The Clara Genomics SDK has been upgraded with high performance analysis algorithms for long read sequencing and early access to deep learning-based processing of short read ATAC sequencing.
Features:
- cudaAligner: Myer’s and Hirchberg’s alignment algorithms
- cudaPOA: Python API and optimized implementations of partial order alignment (POA) algorithms including lower memory utilization and additional speed improvements
- AtacWorks: Early access to deep learning based processing of ATAC sequencing data
- CUDA 9 support
GPU Accelerated Racon
The Racon consensus module for genome assembly enabled GPU- accelerated polishing of long reads in v1.4 with the integration of the cudaPOA module in the Clara Genomics SDK. We investigated the performance of Racon with the new cudaAligner and cudaPOA features in this release and were able to achieve significant acceleration.

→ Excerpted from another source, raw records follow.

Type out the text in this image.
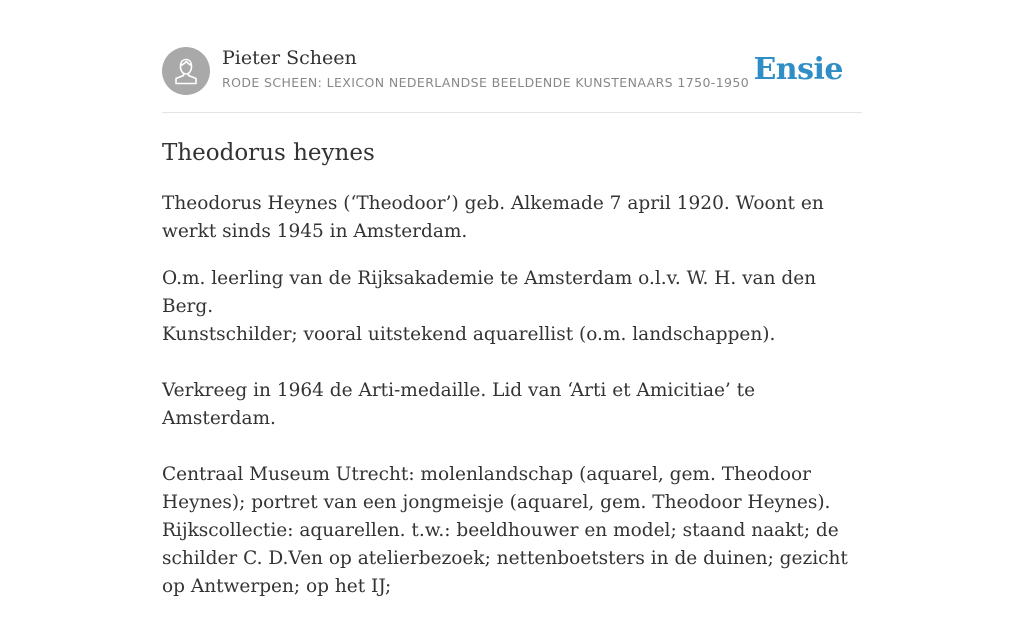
Pieter Scheen
RODE SCHEEN: LEXICON NEDERLANDSE BEELDENDE KUNSTENAARS 1750-1950 Ensie
Theodorus heynes

Theodorus Heynes (‘Theodoor’) geb. Alkemade 7 april 1920. Woont en werkt sinds 1945 in Amsterdam.

O.m. leerling van de Rijksakademie te Amsterdam o.l.v. W. H. van den Berg.
Kunstschilder; vooral uitstekend aquarellist (o.m. landschappen).

Verkreeg in 1964 de Arti-medaille. Lid van ‘Arti et Amicitiae’ te Amsterdam.

Centraal Museum Utrecht: molenlandschap (aquarel, gem. Theodoor Heynes); portret van een jongmeisje (aquarel, gem. Theodoor Heynes). Rijkscollectie: aquarellen. t.w.: beeldhouwer en model; staand naakt; de schilder C. D.Ven op atelierbezoek; nettenboetsters in de duinen; gezicht op Antwerpen; op het IJ;
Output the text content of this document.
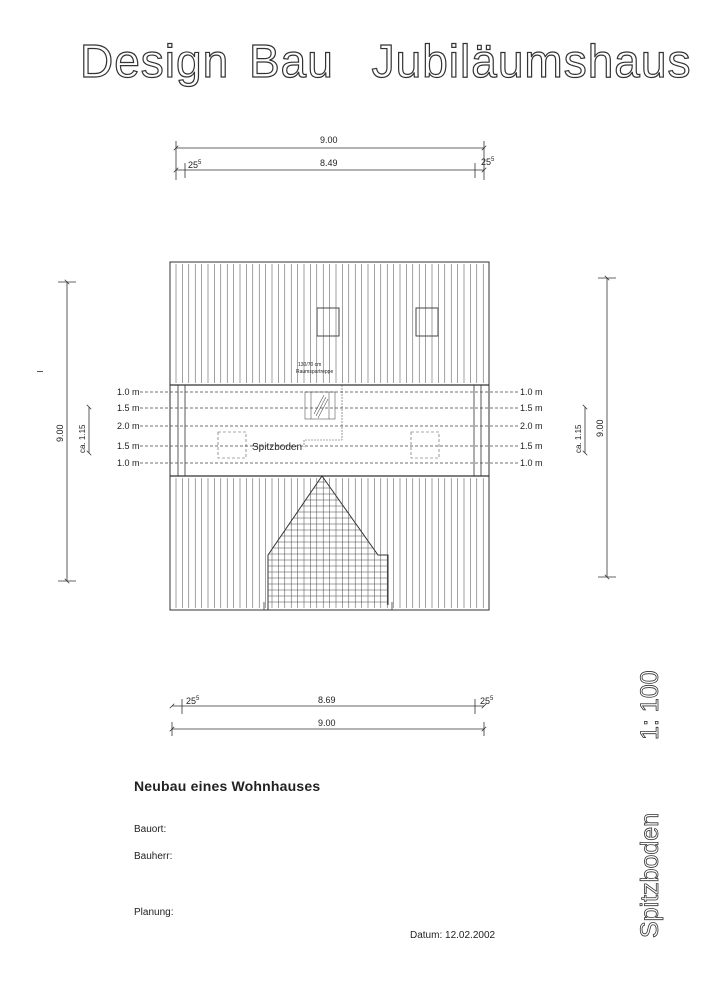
Design Bau Jubiläumshaus
9.00
8.49
$25^5$	$25^5$
8.69
9.00
$25^5$	$25^5$
9.00 ca. 1.15	9.00
ca. 1.15
Spitzboden
130/70 cm
Raumspartreppe
1.0 m	1.0 m
1.5 m	1.5 m
2.0 m	2.0 m
1.5 m	1.5 m
1.0 m	1.0 m
1: 100
Spitzboden
Neubau eines Wohnhauses
Bauort:
Bauherr:
Planung:
Datum: 12.02.2002
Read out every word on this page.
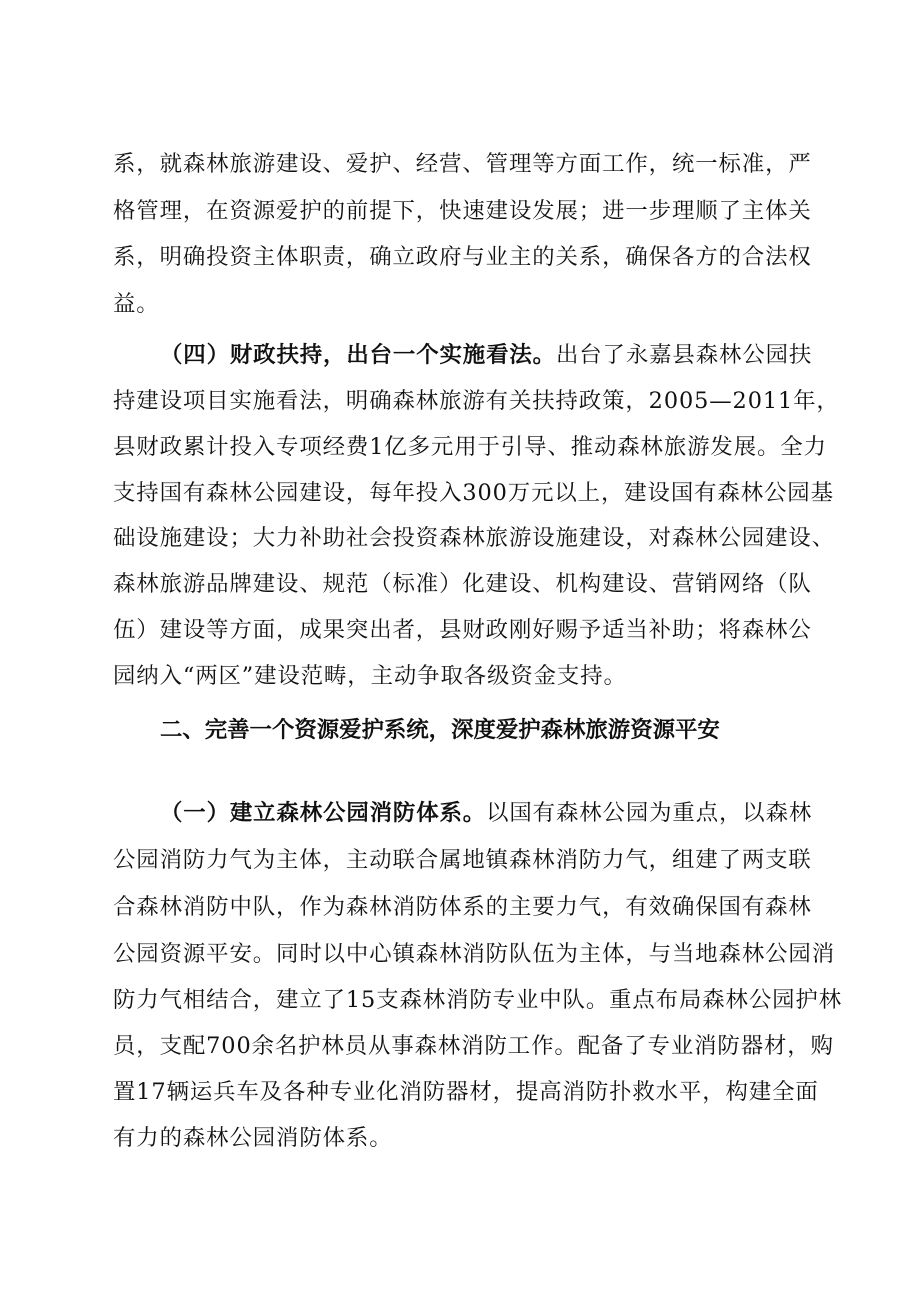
系，就森林旅游建设、爱护、经营、管理等方面工作，统一标准，严
格管理，在资源爱护的前提下，快速建设发展；进一步理顺了主体关
系，明确投资主体职责，确立政府与业主的关系，确保各方的合法权
益。
（四）财政扶持，出台一个实施看法。出台了永嘉县森林公园扶
持建设项目实施看法，明确森林旅游有关扶持政策，2005—2011年，
县财政累计投入专项经费1亿多元用于引导、推动森林旅游发展。全力
支持国有森林公园建设，每年投入300万元以上，建设国有森林公园基
础设施建设；大力补助社会投资森林旅游设施建设，对森林公园建设、
森林旅游品牌建设、规范（标准）化建设、机构建设、营销网络（队
伍）建设等方面，成果突出者，县财政刚好赐予适当补助；将森林公
园纳入“两区”建设范畴，主动争取各级资金支持。
二、完善一个资源爱护系统，深度爱护森林旅游资源平安
（一）建立森林公园消防体系。以国有森林公园为重点，以森林
公园消防力气为主体，主动联合属地镇森林消防力气，组建了两支联
合森林消防中队，作为森林消防体系的主要力气，有效确保国有森林
公园资源平安。同时以中心镇森林消防队伍为主体，与当地森林公园消
防力气相结合，建立了15支森林消防专业中队。重点布局森林公园护林
员，支配700余名护林员从事森林消防工作。配备了专业消防器材，购
置17辆运兵车及各种专业化消防器材，提高消防扑救水平，构建全面
有力的森林公园消防体系。
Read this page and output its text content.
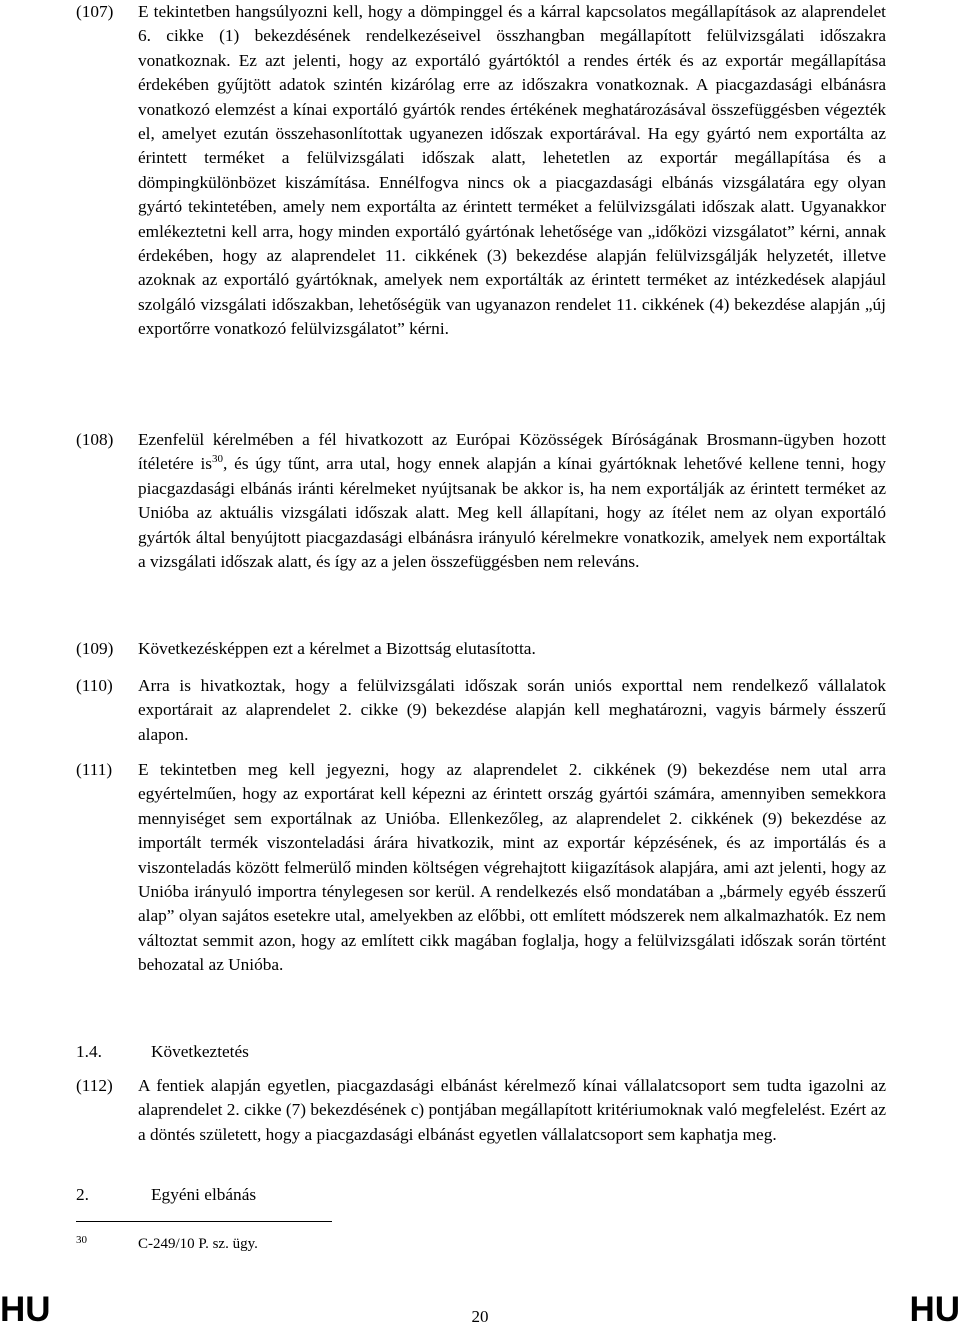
(107)	E tekintetben hangsúlyozni kell, hogy a dömpinggel és a kárral kapcsolatos megállapítások az alaprendelet 6. cikke (1) bekezdésének rendelkezéseivel összhangban megállapított felülvizsgálati időszakra vonatkoznak. Ez azt jelenti, hogy az exportáló gyártóktól a rendes érték és az exportár megállapítása érdekében gyűjtött adatok szintén kizárólag erre az időszakra vonatkoznak. A piacgazdasági elbánásra vonatkozó elemzést a kínai exportáló gyártók rendes értékének meghatározásával összefüggésben végezték el, amelyet ezután összehasonlítottak ugyanezen időszak exportárával. Ha egy gyártó nem exportálta az érintett terméket a felülvizsgálati időszak alatt, lehetetlen az exportár megállapítása és a dömpingkülönbözet kiszámítása. Ennélfogva nincs ok a piacgazdasági elbánás vizsgálatára egy olyan gyártó tekintetében, amely nem exportálta az érintett terméket a felülvizsgálati időszak alatt. Ugyanakkor emlékeztetni kell arra, hogy minden exportáló gyártónak lehetősége van „időközi vizsgálatot” kérni, annak érdekében, hogy az alaprendelet 11. cikkének (3) bekezdése alapján felülvizsgálják helyzetét, illetve azoknak az exportáló gyártóknak, amelyek nem exportálták az érintett terméket az intézkedések alapjául szolgáló vizsgálati időszakban, lehetőségük van ugyanazon rendelet 11. cikkének (4) bekezdése alapján „új exportőrre vonatkozó felülvizsgálatot” kérni.
(108)	Ezenfelül kérelmében a fél hivatkozott az Európai Közösségek Bíróságának Brosmann-ügyben hozott ítéletére $is^{30}$, és úgy tűnt, arra utal, hogy ennek alapján a kínai gyártóknak lehetővé kellene tenni, hogy piacgazdasági elbánás iránti kérelmeket nyújtsanak be akkor is, ha nem exportálják az érintett terméket az Unióba az aktuális vizsgálati időszak alatt. Meg kell állapítani, hogy az ítélet nem az olyan exportáló gyártók által benyújtott piacgazdasági elbánásra irányuló kérelmekre vonatkozik, amelyek nem exportáltak a vizsgálati időszak alatt, és így az a jelen összefüggésben nem releváns.
(109)	Következésképpen ezt a kérelmet a Bizottság elutasította.
(110)	Arra is hivatkoztak, hogy a felülvizsgálati időszak során uniós exporttal nem rendelkező vállalatok exportárait az alaprendelet 2. cikke (9) bekezdése alapján kell meghatározni, vagyis bármely ésszerű alapon.
(111)	E tekintetben meg kell jegyezni, hogy az alaprendelet 2. cikkének (9) bekezdése nem utal arra egyértelműen, hogy az exportárat kell képezni az érintett ország gyártói számára, amennyiben semekkora mennyiséget sem exportálnak az Unióba. Ellenkezőleg, az alaprendelet 2. cikkének (9) bekezdése az importált termék viszonteladási árára hivatkozik, mint az exportár képzésének, és az importálás és a viszonteladás között felmerülő minden költségen végrehajtott kiigazítások alapjára, ami azt jelenti, hogy az Unióba irányuló importra ténylegesen sor kerül. A rendelkezés első mondatában a „bármely egyéb ésszerű alap” olyan sajátos esetekre utal, amelyekben az előbbi, ott említett módszerek nem alkalmazhatók. Ez nem változtat semmit azon, hogy az említett cikk magában foglalja, hogy a felülvizsgálati időszak során történt behozatal az Unióba.
1.4.	Következtetés
(112)	A fentiek alapján egyetlen, piacgazdasági elbánást kérelmező kínai vállalatcsoport sem tudta igazolni az alaprendelet 2. cikke (7) bekezdésének c) pontjában megállapított kritériumoknak való megfelelést. Ezért az a döntés született, hogy a piacgazdasági elbánást egyetlen vállalatcsoport sem kaphatja meg.
2.	Egyéni elbánás
30	C-249/10 P. sz. ügy.
HU	20	HU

The CPU performance was obtained on Ubuntu 16.04 using the gcc 7.4.0 compiler and the following CXX_FLAGS: – -Wall -Wextra -pedantic -O3 -DNDEBUG -march=broadwell -std=c++11.
Clara Genomics was created to address the growing size and complexity of genomics sequencing & analysis with accelerated and intelligent computing. The AtacWorks module extends the Clara Genomics SDK to the analysis of short read sequencing data with deep learning; we will share more details about this capability at NVIDIA’s ASHG 2019 workshop on accelerated computing and AI for Genomics.
“We think these tools for ATAC-seq and single-cell ATAC-seq will be useful for individual labs and large-scale studies, providing faster and more accurate analysis of epigenetic changes across cell types” – Jason Buenrostro, Harvard faculty and inventor of ATAC sequencing technologies.